Nocera has an even bigger vision for the basic technology. Beyond producing hydrogen- and carbon-rich fuels in a sustainable way, he has demonstrated that equipping the system with a different metabolically altered bacterium can produce nitrogen-based fertilizer right in the soil, an approach that would increase crop yields in areas where conventional fertilizers are not readily available. The bacterium uses the hydrogen and CO2 to form a biological plastic that serves as a fuel supply. Once the microbe contains enough plastic, it no longer needs sunshine, so it can be buried in the soil. After drawing nitrogen from the air, it exploits the energy and hydrogen in the plastic to make the fertilizer. Radishes grown in soil containing the microbes ended up weighing 150 percent more than control radishes.

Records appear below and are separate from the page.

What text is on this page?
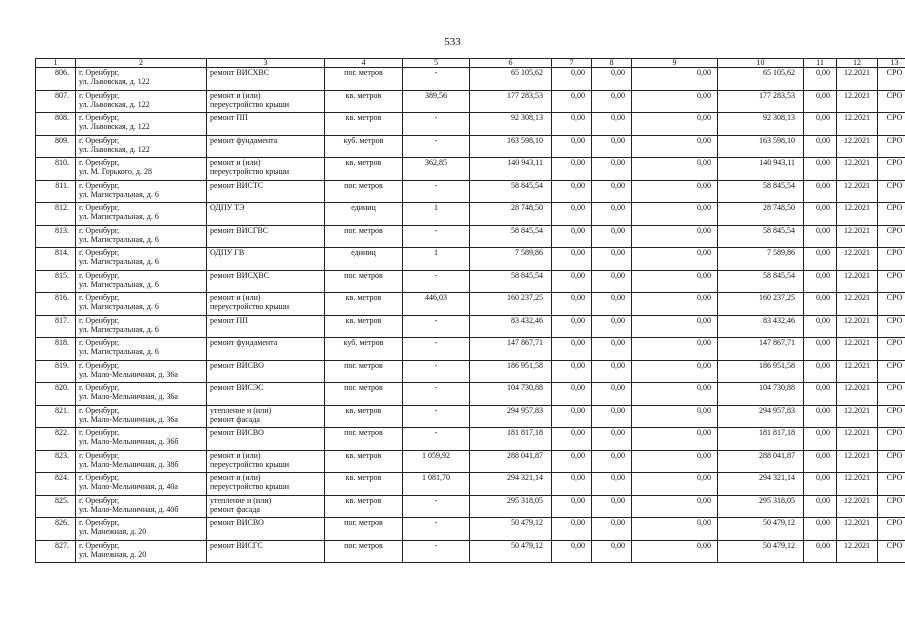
533
1	2	3	4	5	6	7	8	9	10	11	12	13
806.	г. Оренбург,
ул. Львовская, д. 122	ремонт ВИСХВС	пог. метров	-	65 105,62	0,00	0,00	0,00	65 105,62	0,00	12.2021	СРО
807.	г. Оренбург,
ул. Львовская, д. 122	ремонт и (или)
переустройство крыши	кв. метров	389,56	177 283,53	0,00	0,00	0,00	177 283,53	0,00	12.2021	СРО
808.	г. Оренбург,
ул. Львовская, д. 122	ремонт ПП	кв. метров	-	92 308,13	0,00	0,00	0,00	92 308,13	0,00	12.2021	СРО
809.	г. Оренбург,
ул. Львовская, д. 122	ремонт фундамента	куб. метров	-	163 598,10	0,00	0,00	0,00	163 598,10	0,00	12.2021	СРО
810.	г. Оренбург,
ул. М. Горького, д. 28	ремонт и (или)
переустройство крыши	кв. метров	362,85	140 943,11	0,00	0,00	0,00	140 943,11	0,00	12.2021	СРО
811.	г. Оренбург,
ул. Магистральная, д. 6	ремонт ВИСТС	пог. метров	-	58 845,54	0,00	0,00	0,00	58 845,54	0,00	12.2021	СРО
812.	г. Оренбург,
ул. Магистральная, д. 6	ОДПУ ТЭ	единиц	1	28 748,50	0,00	0,00	0,00	28 748,50	0,00	12.2021	СРО
813.	г. Оренбург,
ул. Магистральная, д. 6	ремонт ВИСГВС	пог. метров	-	58 845,54	0,00	0,00	0,00	58 845,54	0,00	12.2021	СРО
814.	г. Оренбург,
ул. Магистральная, д. 6	ОДПУ ГВ	единиц	1	7 589,86	0,00	0,00	0,00	7 589,86	0,00	12.2021	СРО
815.	г. Оренбург,
ул. Магистральная, д. 6	ремонт ВИСХВС	пог. метров	-	58 845,54	0,00	0,00	0,00	58 845,54	0,00	12.2021	СРО
816.	г. Оренбург,
ул. Магистральная, д. 6	ремонт и (или)
переустройство крыши	кв. метров	446,03	160 237,25	0,00	0,00	0,00	160 237,25	0,00	12.2021	СРО
817.	г. Оренбург,
ул. Магистральная, д. 6	ремонт ПП	кв. метров	-	83 432,46	0,00	0,00	0,00	83 432,46	0,00	12.2021	СРО
818.	г. Оренбург,
ул. Магистральная, д. 6	ремонт фундамента	куб. метров	-	147 867,71	0,00	0,00	0,00	147 867,71	0,00	12.2021	СРО
819.	г. Оренбург,
ул. Мало-Мельничная, д. 36а	ремонт ВИСВО	пог. метров	-	186 951,58	0,00	0,00	0,00	186 951,58	0,00	12.2021	СРО
820.	г. Оренбург,
ул. Мало-Мельничная, д. 36а	ремонт ВИСЭС	пог. метров	-	104 730,88	0,00	0,00	0,00	104 730,88	0,00	12.2021	СРО
821.	г. Оренбург,
ул. Мало-Мельничная, д. 36а	утепление и (или)
ремонт фасада	кв. метров	-	294 957,83	0,00	0,00	0,00	294 957,83	0,00	12.2021	СРО
822.	г. Оренбург,
ул. Мало-Мельничная, д. 36б	ремонт ВИСВО	пог. метров	-	181 817,18	0,00	0,00	0,00	181 817,18	0,00	12.2021	СРО
823.	г. Оренбург,
ул. Мало-Мельничная, д. 38б	ремонт и (или)
переустройство крыши	кв. метров	1 059,92	288 041,87	0,00	0,00	0,00	288 041,87	0,00	12.2021	СРО
824.	г. Оренбург,
ул. Мало-Мельничная, д. 40а	ремонт и (или)
переустройство крыши	кв. метров	1 081,70	294 321,14	0,00	0,00	0,00	294 321,14	0,00	12.2021	СРО
825.	г. Оренбург,
ул. Мало-Мельничная, д. 40б	утепление и (или)
ремонт фасада	кв. метров	-	295 318,05	0,00	0,00	0,00	295 318,05	0,00	12.2021	СРО
826.	г. Оренбург,
ул. Манежная, д. 20	ремонт ВИСВО	пог. метров	-	50 479,12	0,00	0,00	0,00	50 479,12	0,00	12.2021	СРО
827.	г. Оренбург,
ул. Манежная, д. 20	ремонт ВИСГС	пог. метров	-	50 479,12	0,00	0,00	0,00	50 479,12	0,00	12.2021	СРО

Nocera admits that he initially ran the fertilizer test just to see if the idea would work. He envisions a time, however, when bacteria will “breathe in hydrogen” produced by water splitting and ultimately use the hydrogen to produce products ranging from fuels to fertilizers, plastics and drugs, depending on the specific metabolic alterations designed for the bugs.
A significant breakthrough now solves one of the main limitations of current technologies: a group at the University of Illinois at Chicago managed to directly convert CO2 into carbon monoxide without the need to use pressurized CO2; rather it pulls it directly from the air. These scientists employed a transparent capsule, made up of a semipermeable resin membrane and filled with water, to capture CO2 and then transform it into CO thanks to a light absorber coated with catalysts. They then used the CO to produce a wide range of synthetic fuels, including methanol and gasoline.
This and other innovations in the field of artificial photosynthesis have caught the attention of a new generation of entrepreneurs who are taking these discoveries from the lab to the market, driven by the opportunity to produce fuels from renewable sources. Such is the case for Solistra, a company using patented photocatalysts to produce liquid fuels from CO2 that deliver more energy than they take to make. Synhelion is using solar concentrators to drive the thermochemical conversion of CO2 into syngas as a precursor to hydrocarbon fuels. A different approach developed by a young company called Dimensional Energy manufactures environmentally responsible polymers and chemical intermediaries using CO2 as raw material.
These are just a few examples of how the solar-activated conversion of CO2 into useful chemicals is already creating business opportunities and companies that have the potential to completely transform how we produce all kind of goods, replacing energy-intensive processes by light-activated chemical reactions that mimic how nature does it.